While seemingly never directly addressed in the context of CPLR 3130, the issue here presented has arisen in the context of CPLR 4109. Such section provides in part, "Each party shall have three peremptory challenges plus one peremptory challenge for each alternate juror".
In Cadwalader, Wickersham Taft v Associated Bldrs. Owners of Greater N.Y. ( 125 Misc.2d 827, 829) Justice Dontzin, in interpreting CPLR 4109, stated,
"While CPLR 4109 does not spell out hoc verba that where there are several parties to a lawsuit on one side, they may be considered to be a 'single party' where there is a unity of interest, a fair and logical construction of the statute leads to that interpretation * * * Indeed, it appears that it is customary under our New York statute to define multiple parties on one side as a single party, where they have common or a unity of interests. (See 4 Weinstein-Korn-Miller, N Y Civ Prac, par 4109.05, p 41-158; Downey v Finucane, 205 N.Y. 251, 253.) * * *
"Absent a showing of prejudice, which has not been demonstrated here, the so-called single party rule clearly is desirable from the standpoint of practicality, convenience, and fair use of judicial resources, not to say, of course, time."
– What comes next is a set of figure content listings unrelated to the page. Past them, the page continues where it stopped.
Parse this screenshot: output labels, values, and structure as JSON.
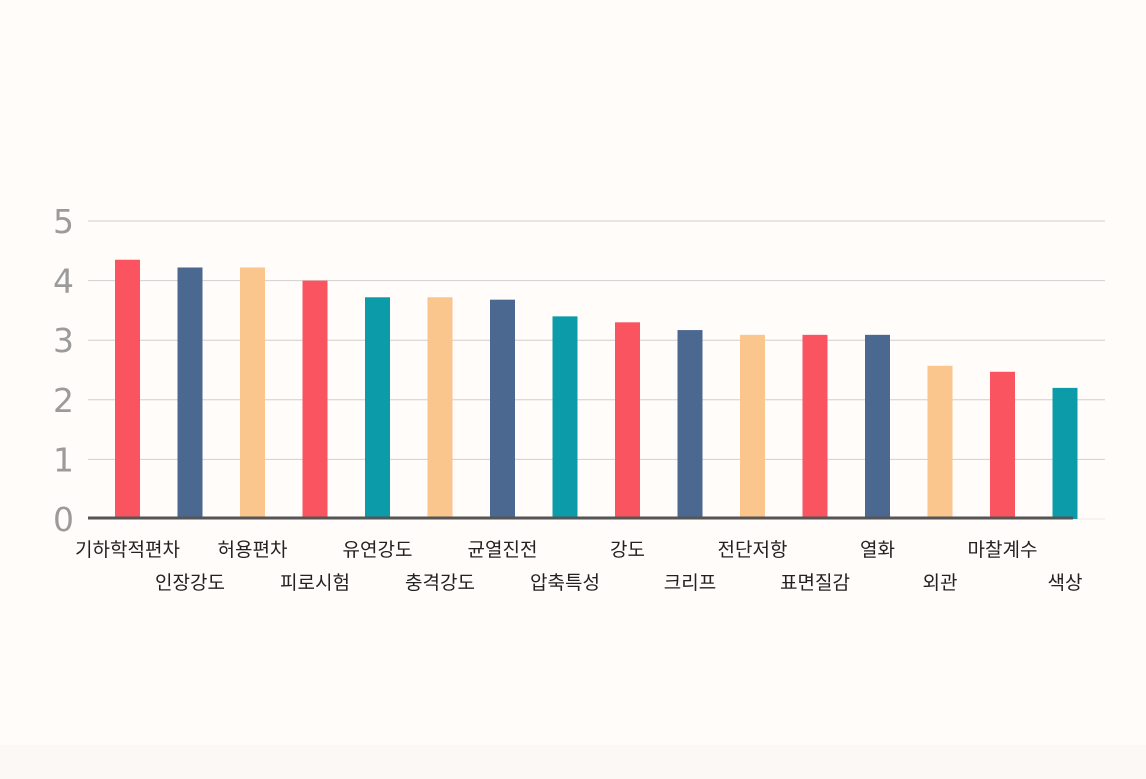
{
  "chart_data": {
    "type": "bar",
    "title": "",
    "xlabel": "",
    "ylabel": "",
    "ylim": [
      0,
      5
    ],
    "y_ticks": [
      0,
      1,
      2,
      3,
      4,
      5
    ],
    "grid": true,
    "categories": [
      "기하학적편차",
      "인장강도",
      "허용편차",
      "피로시험",
      "유연강도",
      "충격강도",
      "균열진전",
      "압축특성",
      "강도",
      "크리프",
      "전단저항",
      "표면질감",
      "열화",
      "외관",
      "마찰계수",
      "색상"
    ],
    "values": [
      4.35,
      4.22,
      4.22,
      4.0,
      3.72,
      3.72,
      3.68,
      3.4,
      3.3,
      3.17,
      3.09,
      3.09,
      3.09,
      2.57,
      2.47,
      2.2
    ],
    "colors": [
      "#fa5461",
      "#4a6890",
      "#fbc58e",
      "#fa5461",
      "#0c9ba9",
      "#fbc58e",
      "#4a6890",
      "#0c9ba9",
      "#fa5461",
      "#4a6890",
      "#fbc58e",
      "#fa5461",
      "#4a6890",
      "#fbc58e",
      "#fa5461",
      "#0c9ba9"
    ]
  }
}
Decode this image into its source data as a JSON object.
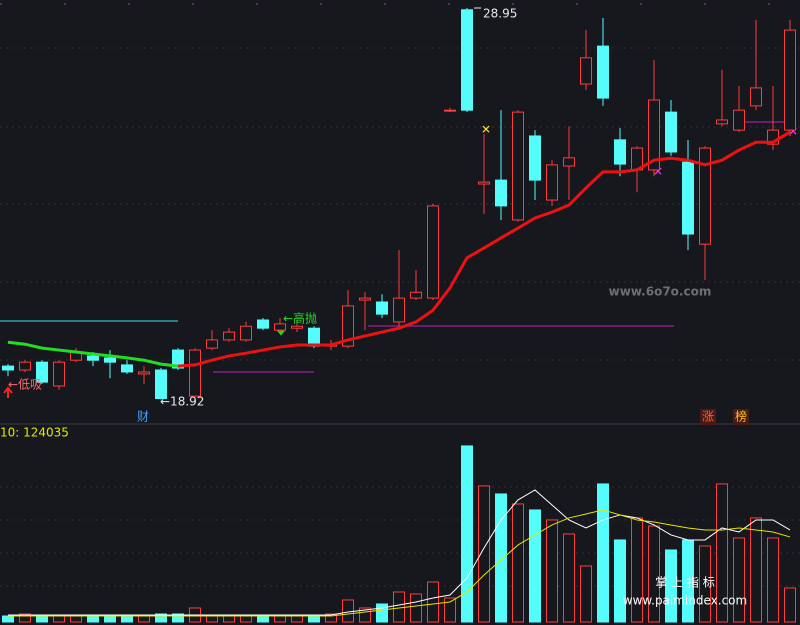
{
  "chart_data": {
    "type": "candlestick",
    "ylim": [
      18.4,
      29.15
    ],
    "up_color": "#ff3b3b",
    "down_color": "#54fcfc",
    "open": [
      19.78,
      19.68,
      19.88,
      19.27,
      19.93,
      20.04,
      19.99,
      19.81,
      19.58,
      19.68,
      20.19,
      19.01,
      20.24,
      20.45,
      20.45,
      20.96,
      20.7,
      20.75,
      20.75,
      20.29,
      20.29,
      21.47,
      21.42,
      20.91,
      21.52,
      21.52,
      26.31,
      28.9,
      24.44,
      24.54,
      23.52,
      25.67,
      24.03,
      24.9,
      27.0,
      27.97,
      25.57,
      24.8,
      24.8,
      26.28,
      25.0,
      22.9,
      25.98,
      25.82,
      26.44,
      25.46,
      25.82
    ],
    "close": [
      19.68,
      19.88,
      19.37,
      19.88,
      20.14,
      19.93,
      19.88,
      19.63,
      19.63,
      18.95,
      19.73,
      20.19,
      20.45,
      20.65,
      20.8,
      20.75,
      20.86,
      20.8,
      20.29,
      20.34,
      21.32,
      21.52,
      21.11,
      21.52,
      21.67,
      23.88,
      26.33,
      26.33,
      24.49,
      23.88,
      26.28,
      24.54,
      24.93,
      25.11,
      27.67,
      26.64,
      24.95,
      25.36,
      26.59,
      25.26,
      23.16,
      25.36,
      26.08,
      26.33,
      26.9,
      25.82,
      28.38
    ],
    "high": [
      19.83,
      19.93,
      19.93,
      19.93,
      20.24,
      20.14,
      20.19,
      19.93,
      19.78,
      19.73,
      20.24,
      20.24,
      20.7,
      20.75,
      20.91,
      21.01,
      21.01,
      20.96,
      20.8,
      20.45,
      21.73,
      21.67,
      21.62,
      22.75,
      22.24,
      23.93,
      26.39,
      28.95,
      25.72,
      26.33,
      26.33,
      25.82,
      25.05,
      25.92,
      28.38,
      28.69,
      25.87,
      25.41,
      27.61,
      26.59,
      25.57,
      25.41,
      27.36,
      26.95,
      28.64,
      26.95,
      28.64
    ],
    "low": [
      19.52,
      19.63,
      19.32,
      19.17,
      19.88,
      19.78,
      19.47,
      19.58,
      19.32,
      18.92,
      19.68,
      18.96,
      20.19,
      20.4,
      20.4,
      20.7,
      20.65,
      20.65,
      20.24,
      20.19,
      20.24,
      20.7,
      21.01,
      20.8,
      21.47,
      21.47,
      26.28,
      26.28,
      23.67,
      23.52,
      23.47,
      24.03,
      23.88,
      24.03,
      26.85,
      26.44,
      24.64,
      24.23,
      24.64,
      25.16,
      22.75,
      21.98,
      25.92,
      25.77,
      26.33,
      25.31,
      25.67
    ],
    "ma_lines": [
      {
        "color": "#22dd22",
        "values": [
          20.39,
          20.34,
          20.24,
          20.19,
          20.14,
          20.09,
          20.04,
          19.99,
          19.93,
          19.83,
          19.78,
          null,
          null,
          null,
          null,
          null,
          null,
          null,
          null,
          null,
          null,
          null,
          null,
          null,
          null,
          null,
          null,
          null,
          null,
          null,
          null,
          null,
          null,
          null,
          null,
          null,
          null,
          null,
          null,
          null,
          null,
          null,
          null,
          null,
          null,
          null,
          null
        ]
      },
      {
        "color": "#ee1111",
        "values": [
          null,
          null,
          null,
          null,
          null,
          null,
          null,
          null,
          null,
          null,
          19.78,
          19.81,
          19.93,
          20.04,
          20.11,
          20.19,
          20.27,
          20.32,
          20.32,
          20.32,
          20.45,
          20.55,
          20.65,
          20.75,
          20.91,
          21.21,
          21.78,
          22.55,
          22.8,
          23.06,
          23.31,
          23.57,
          23.72,
          23.9,
          24.34,
          24.75,
          24.75,
          24.8,
          25.05,
          25.1,
          25.05,
          24.93,
          25.05,
          25.31,
          25.51,
          25.51,
          25.77
        ]
      }
    ],
    "annotations": {
      "high_label": "28.95",
      "low_label": "←18.92",
      "buy_label": "←低吸",
      "sell_label": "←高抛",
      "finance_tag": "财",
      "tag_up": "涨",
      "tag_list": "榜"
    },
    "volume": {
      "label": "10: 124035",
      "ylim": [
        0,
        280000
      ],
      "values": [
        8750,
        11670,
        8750,
        8750,
        8750,
        8750,
        8750,
        8750,
        8750,
        11670,
        11670,
        20430,
        8750,
        8750,
        8750,
        8750,
        8750,
        8750,
        8750,
        11670,
        32100,
        20430,
        26260,
        43770,
        40850,
        58360,
        35020,
        256780,
        198420,
        186750,
        172160,
        163410,
        148820,
        128390,
        81700,
        201340,
        119640,
        151740,
        140060,
        105050,
        119640,
        110880,
        201340,
        122560,
        151740,
        122560,
        49610
      ],
      "ma_lines": [
        {
          "color": "#ffffff",
          "values": [
            10210,
            10210,
            10210,
            10210,
            10210,
            10210,
            10210,
            10210,
            10210,
            10210,
            10210,
            10210,
            10210,
            10210,
            10210,
            10210,
            10210,
            10210,
            10210,
            10210,
            14590,
            17510,
            20430,
            24800,
            29180,
            35020,
            39390,
            64200,
            107970,
            148820,
            178000,
            192590,
            170700,
            148820,
            137150,
            148820,
            156110,
            151740,
            141520,
            126930,
            119640,
            119640,
            137150,
            131310,
            148820,
            148820,
            134230
          ]
        },
        {
          "color": "#e5e500",
          "values": [
            8750,
            8750,
            8750,
            8750,
            8750,
            8750,
            8750,
            8750,
            8750,
            8750,
            8750,
            8750,
            8750,
            8750,
            8750,
            8750,
            8750,
            8750,
            8750,
            8750,
            11670,
            14590,
            17510,
            20430,
            23340,
            26260,
            29180,
            43770,
            68570,
            90460,
            112340,
            126930,
            141520,
            151740,
            157570,
            163410,
            156110,
            148820,
            145900,
            141520,
            137150,
            134230,
            134230,
            137150,
            134230,
            131310,
            124035
          ]
        }
      ]
    }
  },
  "watermarks": {
    "site_a": "www.6o7o.com",
    "brand": "掌 上 指 标",
    "site_b": "www.palmindex.com"
  }
}
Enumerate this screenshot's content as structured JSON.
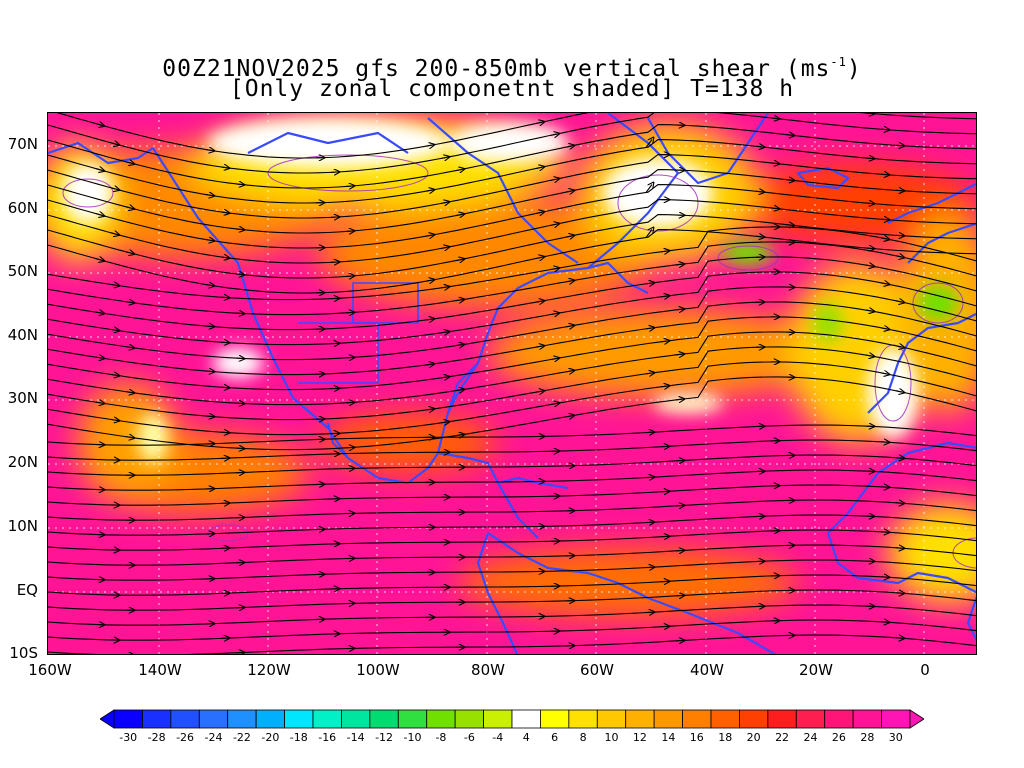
{
  "title": {
    "line1_pre": "00Z21NOV2025 gfs 200-850mb vertical shear (ms",
    "line1_sup": "-1",
    "line1_post": ")",
    "line2": "[Only zonal componetnt shaded] T=138 h"
  },
  "map": {
    "lat_labels": [
      "70N",
      "60N",
      "50N",
      "40N",
      "30N",
      "20N",
      "10N",
      "EQ",
      "10S"
    ],
    "lon_labels": [
      "160W",
      "140W",
      "120W",
      "100W",
      "80W",
      "60W",
      "40W",
      "20W",
      "0"
    ],
    "colors": {
      "land_outline": "#3a4bff",
      "streamline": "#000000",
      "contour": "#a030c0",
      "grid": "#ffffff"
    }
  },
  "colorbar": {
    "labels": [
      "-30",
      "-28",
      "-26",
      "-24",
      "-22",
      "-20",
      "-18",
      "-16",
      "-14",
      "-12",
      "-10",
      "-8",
      "-6",
      "-4",
      "4",
      "6",
      "8",
      "10",
      "12",
      "14",
      "16",
      "18",
      "20",
      "22",
      "24",
      "26",
      "28",
      "30"
    ],
    "colors": [
      "#0a00ff",
      "#1a30ff",
      "#2050ff",
      "#2a70ff",
      "#1e90ff",
      "#00b0ff",
      "#00e6ff",
      "#00f0c8",
      "#00e6a0",
      "#00dc70",
      "#30e040",
      "#70e000",
      "#98e000",
      "#c8f000",
      "#ffffff",
      "#ffff00",
      "#ffe000",
      "#ffc800",
      "#ffb000",
      "#ff9800",
      "#ff8000",
      "#ff6000",
      "#ff4000",
      "#ff1e1e",
      "#ff1e50",
      "#ff1478",
      "#ff1496",
      "#ff14b4"
    ]
  }
}
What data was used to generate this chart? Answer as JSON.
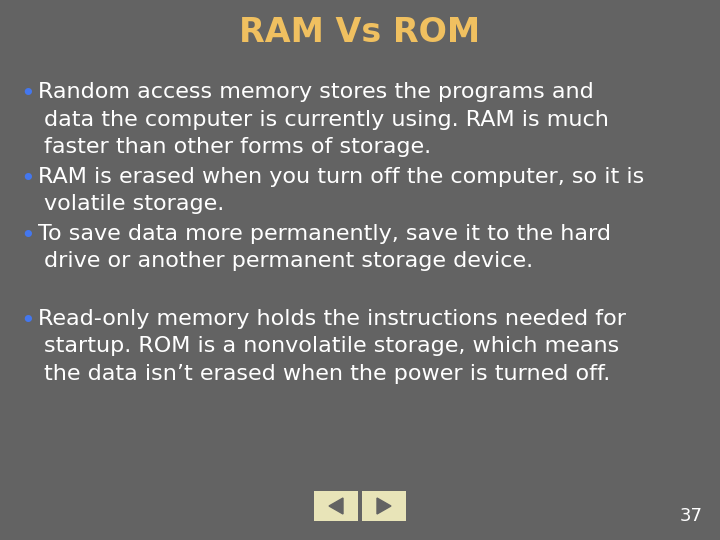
{
  "title": "RAM Vs ROM",
  "title_color": "#F0C060",
  "title_fontsize": 24,
  "background_color": "#636363",
  "text_color": "#FFFFFF",
  "bullet_color": "#4477EE",
  "bullet1_lines": [
    "Random access memory stores the programs and",
    "data the computer is currently using. RAM is much",
    "faster than other forms of storage."
  ],
  "bullet2_lines": [
    "RAM is erased when you turn off the computer, so it is",
    "volatile storage."
  ],
  "bullet3_lines": [
    "To save data more permanently, save it to the hard",
    "drive or another permanent storage device."
  ],
  "bullet4_lines": [
    "Read-only memory holds the instructions needed for",
    "startup. ROM is a nonvolatile storage, which means",
    "the data isn’t erased when the power is turned off."
  ],
  "page_number": "37",
  "text_fontsize": 16,
  "nav_box_color": "#E8E4B8",
  "nav_arrow_color": "#636363"
}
Similarly here the hospital and Bleier must be considered a "single party". Such view is mandated by the very fact that they have seen fit to retain the same attorneys to defend them clearly evidencing that they have a unity of interest. Once defendants are regarded as a single party for purposes of CPLR 3130, it becomes apparent that the discovery procedures they have adopted by serving a demand for a bill of particulars and propounding interrogatories is impermissible (cf., Berlin v Vassar Bros. Hosp., 123 Misc.2d 90).
Further support for this view is provided by the nature of the attorney-client relationship. In our legal system, an attorney is his client's agent and, like any other principal, a client may be bound and charged with the acts of his agent (Prate v Freedman, 583 F.2d 42, 48). Hence, each defendant, the hospital and Bleier, is charged with the actions of Wilson, Elser. Considered otherwise each defendant via Wilson, Elser has served plaintiff with both a demand for a bill of particulars and interrogatories which, of course, is contrary to the clear dictate of CPLR 3130.
Accordingly, the motion is granted to the extent that the demand for a bill of particulars and interrogatories are vacated. Pursuant to CPLR, defendants must choose which of the two they wish to serve upon plaintiff, or alternatively, decide to seek separate counsel.